Mentre il documento di revisione ha rilevato che le regioni polari della Terra si stanno riscaldando più velocemente, è stato meno determinante su come l’aumento delle emissioni di carbonio potrebbe determinare condizioni più secche o più umide nell’Artico. Quel che è più certo è che i cambiamenti nell’Artico e nell’Antartico cadranno a latitudini più basse. Le regioni polari della Terra aiutano a stabilizzare il clima del pianeta. Aiutano a guidare il trasferimento di calore dall’equatore verso latitudini più elevate, determinando la circolazione atmosferica che alimenta la corrente a getto e altre correnti. Un Artico più caldo e privo di permafrost potrebbe avere conseguenze indicibili per il clima e il clima della Terra.
Un approccio integrato
Per comprendere gli effetti del disgelo, gli scienziati si rivolgono sempre più alle osservazioni integrate della Terra da terra , aria e spazio, tecniche descritte nel documento. Ogni approccio ha i suoi vantaggi e svantaggi. Le misurazioni al suolo, ad esempio, forniscono un monitoraggio preciso dei cambiamenti in un’area localizzata, mentre le misurazioni aeree e spaziali possono coprire vaste aree. Le misurazioni terrestri e aeree si concentrano sul momento specifico in cui sono state raccolte, mentre i satelliti monitorano costantemente la Terra, sebbene possano essere limitate da cose come la copertura nuvolosa, l’ora del giorno o l’eventuale fine di una missione satellitare. La speranza è che l’utilizzo di misurazioni da una combinazione di piattaforme aiuterà gli scienziati a creare un quadro più completo dei cambiamenti ai poli, dove il permafrost si sta scongelando più velocemente. Miner sta lavorando con i colleghi sul campo per caratterizzare i microbi congelati nel permafrost, mentre altri stanno usando strumenti aerei per misurare le emissioni di gas serra come il metano. Inoltre, le missioni aeree e satellitari possono aiutare a individuare i punti caldi delle emissioni nelle regioni del permafrost.

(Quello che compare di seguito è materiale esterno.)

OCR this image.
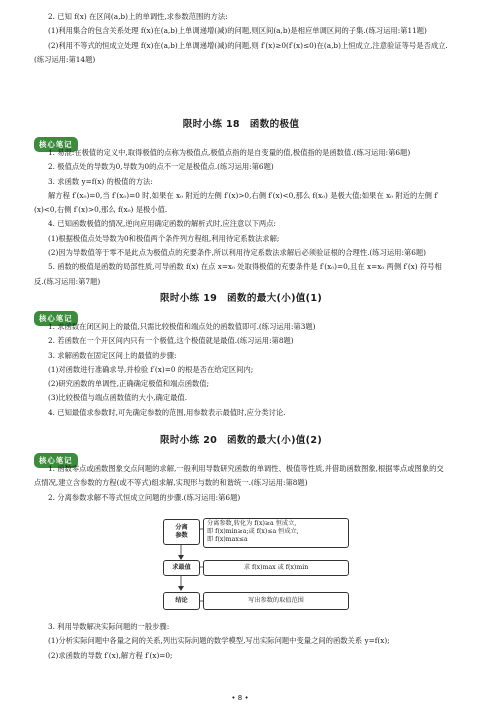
2. 已知 f(x) 在区间(a,b)上的单调性,求参数范围的方法:

(1)利用集合的包含关系处理 f(x)在(a,b)上单调递增(减)的问题,则区间(a,b)是相应单调区间的子集.(练习运用:第11题)

(2)利用不等式的恒成立处理 f(x)在(a,b)上单调递增(减)的问题,则 f′(x)≥0(f′(x)≤0)在(a,b)上恒成立,注意验证等号是否成立.(练习运用:第14题)

限时小练 18　函数的极值

核心笔记

1. 易混:在极值的定义中,取得极值的点称为极值点,极值点指的是自变量的值,极值指的是函数值.(练习运用:第6题)

2. 极值点处的导数为0,导数为0的点不一定是极值点.(练习运用:第6题)

3. 求函数 y=f(x) 的极值的方法:

解方程 f′(x₀)=0,当 f′(x₀)=0 时,如果在 x₀ 附近的左侧 f′(x)>0,右侧 f′(x)<0,那么 f(x₀) 是极大值;如果在 x₀ 附近的左侧 f′(x)<0,右侧 f′(x)>0,那么 f(x₀) 是极小值.

4. 已知函数极值的情况,逆向应用确定函数的解析式时,应注意以下两点:

(1)根据极值点处导数为0和极值两个条件列方程组,利用待定系数法求解;

(2)因为导数值等于零不是此点为极值点的充要条件,所以利用待定系数法求解后必须验证根的合理性.(练习运用:第6题)

5. 函数的极值是函数的局部性质,可导函数 f(x) 在点 x=x₀ 处取得极值的充要条件是 f′(x₀)=0,且在 x=x₀ 两侧 f′(x) 符号相反.(练习运用:第7题)

限时小练 19　函数的最大(小)值(1)

核心笔记

1. 求函数在闭区间上的最值,只需比较极值和端点处的函数值即可.(练习运用:第3题)

2. 若函数在一个开区间内只有一个极值,这个极值就是最值.(练习运用:第8题)

3. 求解函数在固定区间上的最值的步骤:

(1)对函数进行准确求导,并检验 f′(x)=0 的根是否在给定区间内;

(2)研究函数的单调性,正确确定极值和端点函数值;

(3)比较极值与端点函数值的大小,确定最值.

4. 已知最值求参数时,可先确定参数的范围,用参数表示最值时,应分类讨论.

限时小练 20　函数的最大(小)值(2)

核心笔记

1. 函数零点或函数图象交点问题的求解,一般利用导数研究函数的单调性、极值等性质,并借助函数图象,根据零点或图象的交点情况,建立含参数的方程(或不等式)组求解,实现形与数的和谐统一.(练习运用:第8题)

2. 分离参数求解不等式恒成立问题的步骤.(练习运用:第6题)

分离
参数
分离参数,转化为 f(x)≥a 恒成立,
即 f(x)min≥a;或 f(x)≤a 恒成立,
即 f(x)max≤a
求最值	求 f(x)max 或 f(x)min
结论	写出参数的取值范围

3. 利用导数解决实际问题的一般步骤:

(1)分析实际问题中各量之间的关系,列出实际问题的数学模型,写出实际问题中变量之间的函数关系 y=f(x);

(2)求函数的导数 f′(x),解方程 f′(x)=0;

• 8 •
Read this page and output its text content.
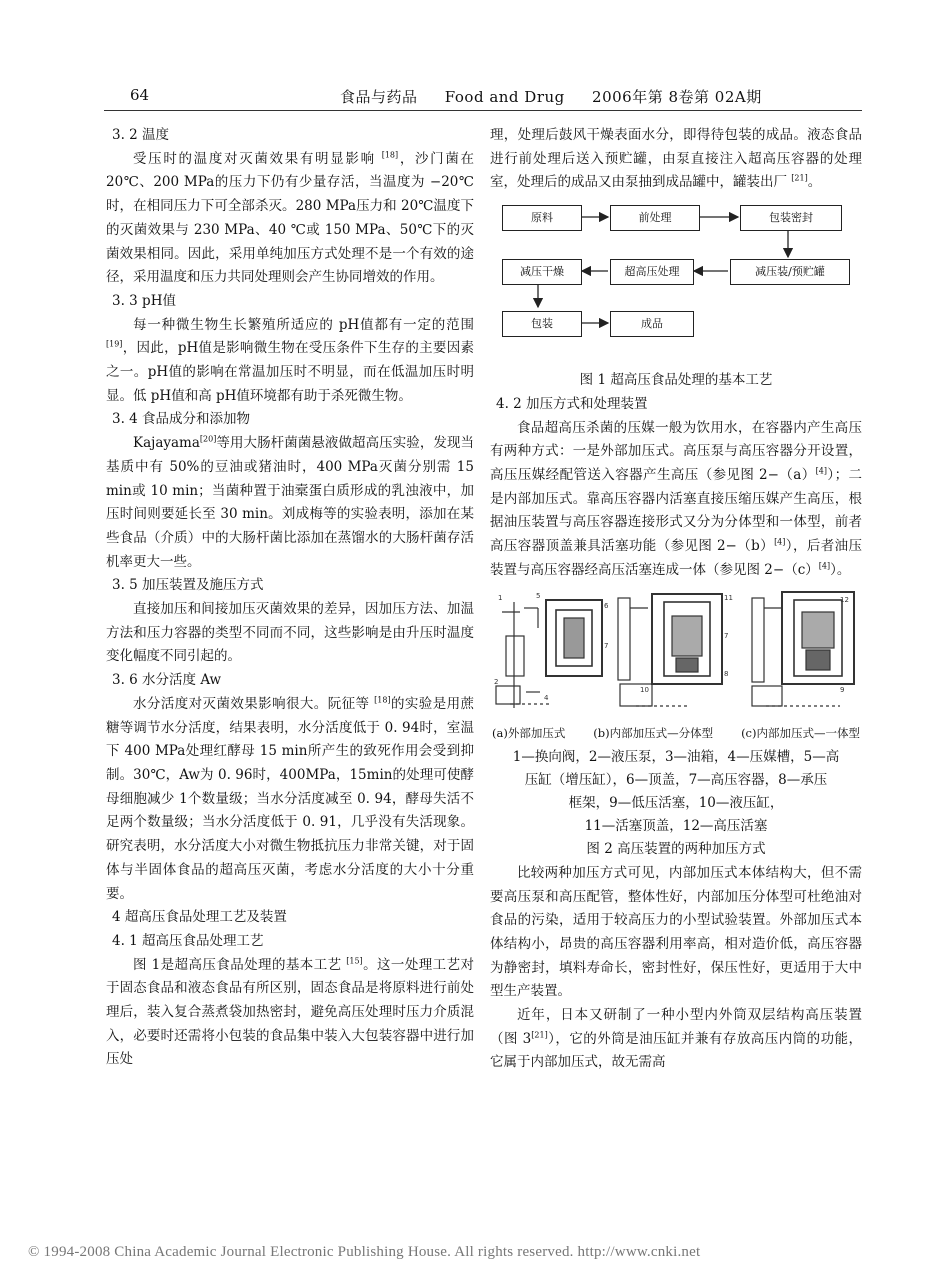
64	食品与药品 Food and Drug 2006年第 8卷第 02A期

3. 2 温度

受压时的温度对灭菌效果有明显影响 [18]，沙门菌在 20℃、200 MPa的压力下仍有少量存活，当温度为 −20℃时，在相同压力下可全部杀灭。280 MPa压力和 20℃温度下的灭菌效果与 230 MPa、40 ℃或 150 MPa、50℃下的灭菌效果相同。因此，采用单纯加压方式处理不是一个有效的途径，采用温度和压力共同处理则会产生协同增效的作用。

3. 3 pH值

每一种微生物生长繁殖所适应的 pH值都有一定的范围 [19]，因此，pH值是影响微生物在受压条件下生存的主要因素之一。pH值的影响在常温加压时不明显，而在低温加压时明显。低 pH值和高 pH值环境都有助于杀死微生物。

3. 4 食品成分和添加物

Kajayama[20]等用大肠杆菌菌悬液做超高压实验，发现当基质中有 50%的豆油或猪油时，400 MPa灭菌分别需 15 min或 10 min；当菌种置于油槖蛋白质形成的乳浊液中，加压时间则要延长至 30 min。刘成梅等的实验表明，添加在某些食品（介质）中的大肠杆菌比添加在蒸馏水的大肠杆菌存活机率更大一些。

3. 5 加压装置及施压方式

直接加压和间接加压灭菌效果的差异，因加压方法、加温方法和压力容器的类型不同而不同，这些影响是由升压时温度变化幅度不同引起的。

3. 6 水分活度 Aw

水分活度对灭菌效果影响很大。阮征等 [18]的实验是用蔗糖等调节水分活度，结果表明，水分活度低于 0. 94时，室温下 400 MPa处理红酵母 15 min所产生的致死作用会受到抑制。30℃，Aw为 0. 96时，400MPa，15min的处理可使酵母细胞减少 1个数量级；当水分活度减至 0. 94，酵母失活不足两个数量级；当水分活度低于 0. 91，几乎没有失活现象。研究表明，水分活度大小对微生物抵抗压力非常关键，对于固体与半固体食品的超高压灭菌，考虑水分活度的大小十分重要。

4 超高压食品处理工艺及装置

4. 1 超高压食品处理工艺

图 1是超高压食品处理的基本工艺 [15]。这一处理工艺对于固态食品和液态食品有所区别，固态食品是将原料进行前处理后，装入复合蒸煮袋加热密封，避免高压处理时压力介质混入，必要时还需将小包装的食品集中装入大包装容器中进行加压处

理，处理后鼓风干燥表面水分，即得待包装的成品。液态食品进行前处理后送入预贮罐，由泵直接注入超高压容器的处理室，处理后的成品又由泵抽到成品罐中，罐装出厂 [21]。

原料	前处理	包装密封
减压干燥	超高压处理	减压装/预贮罐
包装	成品

图 1 超高压食品处理的基本工艺

4. 2 加压方式和处理装置

食品超高压杀菌的压媒一般为饮用水，在容器内产生高压有两种方式：一是外部加压式。高压泵与高压容器分开设置，高压压媒经配管送入容器产生高压（参见图 2−（a）[4]）；二是内部加压式。靠高压容器内活塞直接压缩压媒产生高压，根据油压装置与高压容器连接形式又分为分体型和一体型，前者高压容器顶盖兼具活塞功能（参见图 2−（b）[4]），后者油压装置与高压容器经高压活塞连成一体（参见图 2−（c）[4]）。

1	5
6
7
2
4
11
7
8
10
12
9
(a)外部加压式 (b)内部加压式—分体型 (c)内部加压式—一体型

1—换向阀，2—液压泵，3—油箱，4—压媒槽，5—高

压缸（增压缸），6—顶盖，7—高压容器，8—承压

框架，9—低压活塞，10—液压缸，

11—活塞顶盖，12—高压活塞

图 2 高压装置的两种加压方式

比较两种加压方式可见，内部加压式本体结构大，但不需要高压泵和高压配管，整体性好，内部加压分体型可杜绝油对食品的污染，适用于较高压力的小型试验装置。外部加压式本体结构小，昂贵的高压容器利用率高，相对造价低，高压容器为静密封，填料寿命长，密封性好，保压性好，更适用于大中型生产装置。

近年，日本又研制了一种小型内外筒双层结构高压装置（图 3[21]），它的外筒是油压缸并兼有存放高压内筒的功能，它属于内部加压式，故无需高

© 1994-2008 China Academic Journal Electronic Publishing House. All rights reserved. http://www.cnki.net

Ci sono anche missioni satellitari in cantiere che forniranno dati sulle emissioni di carbonio con una risoluzione maggiore. La missione di imaging iperspettrale Copernicus dell’ESA (Agenzia spaziale europea) mapperà i cambiamenti nella copertura del suolo e aiuterà a monitorare le proprietà del suolo e la qualità dell’acqua. La missione Surface Biology and Geology (SBG) della NASA utilizzerà anche la spettroscopia di imaging satellitare per raccogliere dati su aree di ricerca comprese le piante e la loro salute; modifiche al territorio legate ad eventi come frane ed eruzioni vulcaniche; e accumulo, scioglimento e luminosità di neve e ghiaccio (che è correlato alla quantità di calore riflessa nello spazio).
SBG è l’area di interesse di una delle numerose future missioni di scienze della Terra che compongono l’Osservatorio del sistema terrestre della NASA. Insieme, questi satelliti forniranno una visione olistica 3D della Terra, dalla sua superficie attraverso l’atmosfera. Forniranno informazioni su argomenti tra cui il cambiamento climatico, i rischi naturali, le tempeste estreme, la disponibilità di acqua e l’agricoltura. “Tutti corrono il più velocemente possibile per capire cosa sta succedendo ai poli”, ha detto Miner. “Più comprendiamo, meglio saremo preparati per il futuro”.